Genuine encouragement is a part of what a mentor does. He helps the younger man maneuver the maze of life even when difficulties arise. The mentor lets the one being mentored know that he has what it takes to overcome tough times. The mentor provides unconditional regard whether the young man makes wise or poor choices.
A sounding board is needed by every human being, especially when young and unsure of self and the circumstances of life. A mentor listens and allows questions to be asked about the best way to approach a situation to gain the maximum result. Perspective is given in the context of how a particular situation fits into the overall picture of life. Then, the mentor teaches the boy how to look at all the different aspects of the situation and how to determine the healthiest choice at that juncture in their life.
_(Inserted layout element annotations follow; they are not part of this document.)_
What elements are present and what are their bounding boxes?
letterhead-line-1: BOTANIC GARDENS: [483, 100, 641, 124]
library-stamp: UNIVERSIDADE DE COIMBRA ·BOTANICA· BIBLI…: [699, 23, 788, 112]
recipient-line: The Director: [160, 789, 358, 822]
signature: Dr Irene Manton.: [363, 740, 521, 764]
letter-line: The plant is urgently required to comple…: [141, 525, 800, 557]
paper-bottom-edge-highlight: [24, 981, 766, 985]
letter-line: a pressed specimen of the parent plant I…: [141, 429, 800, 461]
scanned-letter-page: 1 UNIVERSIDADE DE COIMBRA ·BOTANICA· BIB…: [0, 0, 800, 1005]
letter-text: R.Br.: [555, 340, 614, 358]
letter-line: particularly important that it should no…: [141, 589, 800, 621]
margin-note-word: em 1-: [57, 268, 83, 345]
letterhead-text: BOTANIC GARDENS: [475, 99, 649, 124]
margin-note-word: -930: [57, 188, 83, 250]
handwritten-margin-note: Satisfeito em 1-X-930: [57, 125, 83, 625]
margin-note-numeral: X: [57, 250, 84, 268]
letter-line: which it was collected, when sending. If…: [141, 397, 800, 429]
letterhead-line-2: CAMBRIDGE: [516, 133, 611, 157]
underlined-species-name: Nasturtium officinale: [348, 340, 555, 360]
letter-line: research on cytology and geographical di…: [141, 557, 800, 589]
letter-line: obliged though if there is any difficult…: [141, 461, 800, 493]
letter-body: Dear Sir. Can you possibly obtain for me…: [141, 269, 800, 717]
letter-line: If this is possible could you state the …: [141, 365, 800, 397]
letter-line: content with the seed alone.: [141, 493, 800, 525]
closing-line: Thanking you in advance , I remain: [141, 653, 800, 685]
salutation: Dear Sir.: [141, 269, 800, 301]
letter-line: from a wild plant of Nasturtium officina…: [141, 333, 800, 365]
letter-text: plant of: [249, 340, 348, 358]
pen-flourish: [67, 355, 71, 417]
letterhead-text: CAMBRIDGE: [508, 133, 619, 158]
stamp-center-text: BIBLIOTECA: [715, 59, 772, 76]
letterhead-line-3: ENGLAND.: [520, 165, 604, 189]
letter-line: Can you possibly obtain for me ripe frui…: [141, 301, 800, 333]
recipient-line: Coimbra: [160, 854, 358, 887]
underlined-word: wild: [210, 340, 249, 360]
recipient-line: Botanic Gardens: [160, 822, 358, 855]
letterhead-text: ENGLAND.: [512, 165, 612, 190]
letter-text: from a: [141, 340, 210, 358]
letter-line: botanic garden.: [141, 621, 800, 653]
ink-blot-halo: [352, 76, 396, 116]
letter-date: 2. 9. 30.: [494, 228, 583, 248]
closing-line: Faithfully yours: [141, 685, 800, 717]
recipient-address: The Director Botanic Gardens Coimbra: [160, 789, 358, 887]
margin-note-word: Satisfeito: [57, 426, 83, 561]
I believe one of the greatest roles of a mentor is to teach a boy how he knows when he has become a man. I see four very valuable areas that point to whether a male has reached “basic” adulthood.
- A male has become a man when his life becomes based on truth which provides a basic standard for what is right/wrong, good/bad, or helpful and not harmful to others. He seeks the best for those around him and for society as a whole.
- A male has become a man when he understands that life is not all about him, but what he can do for others without always expecting some type of compensation in return. Learning the art of being grateful goes a lot further than focusing on greed.
- A male has become a man when he learns to accept full responsibility for his own life without blaming others. A man is responsible for his own thoughts, feelings, language, social interaction, sexuality, and every other action.
- A male has become a man when he has learned how to treat women. A real man is polite and not crude around women. A man helps a woman respect herself physically and sexually. A man will make positive comments about a woman and not put her down in private or public situations. A man protects the woman he is with and sees that no harm comes to her.
As we put into practice the principles presented in this three part article, we can help create a generation of young men who will be healthy, reach their full potential, and make great contributions to the world.